Wednesday, February 8, 2012

Winged Hooves


Wingéd Hooves
October 20, 2005

When the groaning, rolling, foaling,
     Mare is swelling, helling, shelling,
Flanks sweating, heaving, heating,
     There comes the colt.

Everybody knows the foals that
     Show and grow and know
That the grass is always greener
     over there.

'Cross the raging, aging river
     with its crazen, changen sliver
Bound lighty, flighty, leapin'
     knobbly legs.

Catch his hoof in deep abysses,
     fallen into long dead wishes,
That young foal did so miss it,
     broke his foot.

Far off futures, once so bright,
     now are doomed to deepest plight.
Panic stealing life's last breath,
     what a fright!

Days go by and by, without a
     single cry
From her dearest, merest child
     Oh m' lord.

As days go by, and time goes 'wry,
    time fades away, to dusky grey.
The mother grieves and fails to eat,
    her heart too weak to beat.

The farmer knew, she'd not pull through
    once she lost her love.
He watched her go, got down low,
    and pet her sayin' "woahhh."

Gentled her last minutes, master
    breathing in her ears,
Words of soothing comfort, whispered
    lullabies.

As her last weak breaths were taken,
    ran a boy slightly stricken.  At
The sight of the dying mare,
    knees buckled.

Sagging against the brown stall door,
    the boy stared at his dead colt's mare,
Tears streaming down his paling cheeks.
    Oh!

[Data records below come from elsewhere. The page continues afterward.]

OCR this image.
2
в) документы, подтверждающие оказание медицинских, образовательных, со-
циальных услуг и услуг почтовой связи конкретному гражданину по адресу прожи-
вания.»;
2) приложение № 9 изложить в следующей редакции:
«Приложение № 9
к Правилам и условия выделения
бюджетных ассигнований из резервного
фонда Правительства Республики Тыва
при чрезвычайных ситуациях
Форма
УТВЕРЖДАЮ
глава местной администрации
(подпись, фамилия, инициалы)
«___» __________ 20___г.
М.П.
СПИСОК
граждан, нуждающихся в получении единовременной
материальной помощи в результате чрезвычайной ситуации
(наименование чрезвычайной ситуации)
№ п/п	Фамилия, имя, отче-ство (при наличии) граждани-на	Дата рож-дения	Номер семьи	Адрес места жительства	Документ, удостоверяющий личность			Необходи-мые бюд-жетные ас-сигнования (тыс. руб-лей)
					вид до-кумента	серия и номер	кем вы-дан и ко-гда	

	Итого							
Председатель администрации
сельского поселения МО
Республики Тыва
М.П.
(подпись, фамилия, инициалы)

Woe is he!

Before clouding eyes, memories
   of grassy green and bluing skies
Of yellow sun and daffodils.
   Happy days.

But return does the stall, once more,
   lying on the woodchip floor,
The mare thinks of her little foal,
   now no more.

He was white, whiter than the moon.
   Unlike mother, blacker than the Swoon
Of night that's fallen, but what's unique
   of colt, not mom,

Was but his black, black star upon
   his brow, rare om’n.
-------------------------------------
And so, to this day, did that boy
   say of Starry Night
And mare.

A sadder tale
   nigh unveil
The reason for lost souls.

The children of the farm, thus learned,
   of their grandfather who helped foal
A mystic soul that
   fell into that blackened hole.

To this day, this story retold,
   that mother and child,
Mare and foal,
   still haunt those pastures freezing cold.







I was trying to mimic the beautiful songlike quality of Poe.  It is the one and only poem of mine that has succeed to make me shiver and cry.  I just hope someone feels something twinge when they read it.